MLA responds to ABA’s criticism over producer share of retail $

Jon Condon 03/12/2012

 

Meat & Livestock Australia has provided a response to criticisms made last week by the Australian Beef Association over MLA’s recent release of its new producer share of retail dollar assessment.

The new industry benchmark was launched during MLA’s annual general meeting in Perth last month. Managing director Scott Hansen said the annual calculation was designed to help gauge the state of health of the beef industry.

He warned stakeholders, however, that it should not be used in isolation from other indicators (see Beef Central’s original report, “Retail $ share provides new tool to gauge industry health”).

Such a measurement has been called-for for some years by industry lobby group, the Australian Beef Association, as a useful gauge of industry and MLA performance.

In a follow-up report published on Beef Central last Wednesday, the ABA, through an article authored by southern director, David Byard, levelled a number of criticisms over the construct of MLA’s retail expenditure share assessment.

In the article “ABA responds to MLA's launch of retail share calculation”, he suggests that for such a tool to work with any success, it was important that the data used be factual and correct.

Mr Byard suggested MLA’s calculation was not based on appropriate figures.

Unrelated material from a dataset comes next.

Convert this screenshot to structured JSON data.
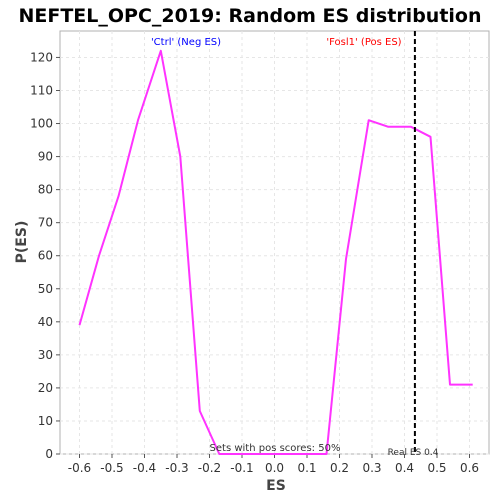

For example he said MLA’s own daily figures suggest that the price of young cattle on last week’s market was a fraction below $3.40/kg – a long way from the figure of $3.90 used in the 2012 retail share calculation.

Referring to this pricing ‘discrepancy’ highlighted by Mr Byard, MLA says the data quoted in the initial article referring to the release of the data was based on 2011-12 fiscal year average price for cattle – not the current market price.

The release by MLA of the fiscal year average of the producer share of the retail dollar was firmly grounded in a methodology used by the US Department of Agriculture, the response said.

MLA agained stressed that given the size, scope, complexity and constantly evolving nature of the Australian cattle and sheep industry, no single measure could provide a complete assessment of the state of the industry when used in isolation.

“The producer share of the retail dollar indicator should only be considered in conjunction with a group of indicators that are published by MLA on behalf of the industry,” it said.

These indicators included production figures, export volumes and value, the A$, beef consumption and domestic expenditure.

The methodology and definitions for MLA’s calculation of the producer share of the retail dollar are outlined below:

 

The ‘producer share’ indicator calculation:

Producer’s share (PS) = ((farm price per unit of quantity) / (conversion factor representing the number of retail units derived from one unit of farm gate quantity) – (co-product value – if available)/average retail price per unit.

For beef this becomes:

Beef producer’s share = ((cattle price per kg carcase weight) / (0.57 being the average conversion from carcase weight to retail weight)) – (co-product value per kg retail weight)/average retail beef price per kg.

 

Data sources

  • Cattle: Cattle price used is domestic trade steer 180-220 cwt (C3) national weighted average collected by MLA's NLRS.
  • Average conversion from carcase weight to retail weight (57pc) sourced from Viascan data.
  • By-product value sourced from potential value of a prime steer collected through a survey of Australian domestic and export processors by Kurrajong Meat Technology for MLA.
  • Average retail beef price calculated using ABARES base quarterly figures and applying ABS quarterly price changes released with CPI (note: this ABS and ABARES data is not available on a monthly basis).